Listen, I don’t know any believer who would say he doesn’t want to grow in his commitment to Christ and to his kingdom. I don’t know any Christian would say she doesn’t want to be more devoted in her allegiance to the Lord. But here’s the truth. When the time comes to make that commitment and endure that cost, I do know many believers who say like the man in v59, “Hold on, Jesus – let me do this other thing first. Let me attend to this other priority, and then I’ll focus on the Lord and on his kingdom.”

I know Christians like that because I am one. I’d prefer discipleship to be easy. I often find myself saying, “Well, when the kids are older – when the church is in a more stable place – when I’m in a better frame of mind – then I’ll press into those kingdom priorities. Then, I’ll go deeper in my allegiance to the gospel.”

But do you know what happens with that mindset? It just keeps pushing absolute allegiance farther down the road. There’s always another priority, isn’t there? There’s always another good thing that demands my attention, and that means the absolute allegiance Jesus calls is left in the category of “Well, maybe one day.”

What about you, brothers and sisters? Can you relate to that “maybe one day” mindset? If so, then perhaps today is the day that you hear afresh the words of the Savior – “Whoever would save his life will lose it, but whoever loses his life for my sake will save it.” Discipleship is costly, but the end of the road is life with the Lord Jesus himself.

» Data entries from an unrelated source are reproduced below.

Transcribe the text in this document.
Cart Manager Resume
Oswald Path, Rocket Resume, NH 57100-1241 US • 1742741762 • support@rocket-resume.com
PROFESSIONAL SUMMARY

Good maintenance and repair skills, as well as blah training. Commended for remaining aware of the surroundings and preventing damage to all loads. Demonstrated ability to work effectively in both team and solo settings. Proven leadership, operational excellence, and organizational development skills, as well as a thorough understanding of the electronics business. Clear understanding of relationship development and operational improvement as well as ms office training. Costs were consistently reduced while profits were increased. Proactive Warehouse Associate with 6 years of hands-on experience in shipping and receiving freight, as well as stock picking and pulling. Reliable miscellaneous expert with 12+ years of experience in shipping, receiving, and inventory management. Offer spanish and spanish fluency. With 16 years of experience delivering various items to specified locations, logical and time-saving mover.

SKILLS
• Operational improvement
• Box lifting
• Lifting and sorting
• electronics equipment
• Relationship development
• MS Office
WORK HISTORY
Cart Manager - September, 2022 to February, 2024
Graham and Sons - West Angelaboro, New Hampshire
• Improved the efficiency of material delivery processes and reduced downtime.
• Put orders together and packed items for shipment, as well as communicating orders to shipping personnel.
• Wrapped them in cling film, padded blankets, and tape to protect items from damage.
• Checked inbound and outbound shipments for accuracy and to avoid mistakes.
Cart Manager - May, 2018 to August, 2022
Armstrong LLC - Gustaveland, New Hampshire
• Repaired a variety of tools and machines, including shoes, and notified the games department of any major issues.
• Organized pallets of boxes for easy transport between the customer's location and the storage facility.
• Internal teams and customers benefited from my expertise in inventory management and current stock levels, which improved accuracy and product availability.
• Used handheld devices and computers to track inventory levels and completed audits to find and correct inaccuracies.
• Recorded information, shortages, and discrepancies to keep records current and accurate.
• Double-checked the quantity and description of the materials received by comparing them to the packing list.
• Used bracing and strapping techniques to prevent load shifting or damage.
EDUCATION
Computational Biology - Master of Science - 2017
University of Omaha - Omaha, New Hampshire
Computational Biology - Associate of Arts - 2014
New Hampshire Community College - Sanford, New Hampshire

Where is he calling you to take up the cross today? It could be a renewed commitment to take in his Word, day by day: studying, reading, meditating, and obeying what God has said. It could be a renewed focus on prayer, where you commune with the heavenly Father and bear the burdens of others in his presence. It could be a deepened commitment to the life of the church body, aiming to regularly encourage fellow members and be a means of grace in their lives. It could be the humble boldness to continue pursuing your neighbor or co-worker, praying that God would open the door for the gospel and give them faith. That’s the stuff of the Christian life. It’s not flashy, it doesn’t generate headlines, and it’s costly. But it does lead to life. Where is God calling you to take up the cross?

When Christ calls a man, he bids him come and die,” Dietrich Bonhoeffer said. And I would add, “he bids him come and die so that he might live.” Brothers and Sisters, let’s take up the cross with the Lord Jesus. Let’s rejoice in his blood shed for us, and then let’s live, each day, bearing the cost, knowing that life is found in and with Jesus Christ. Amen.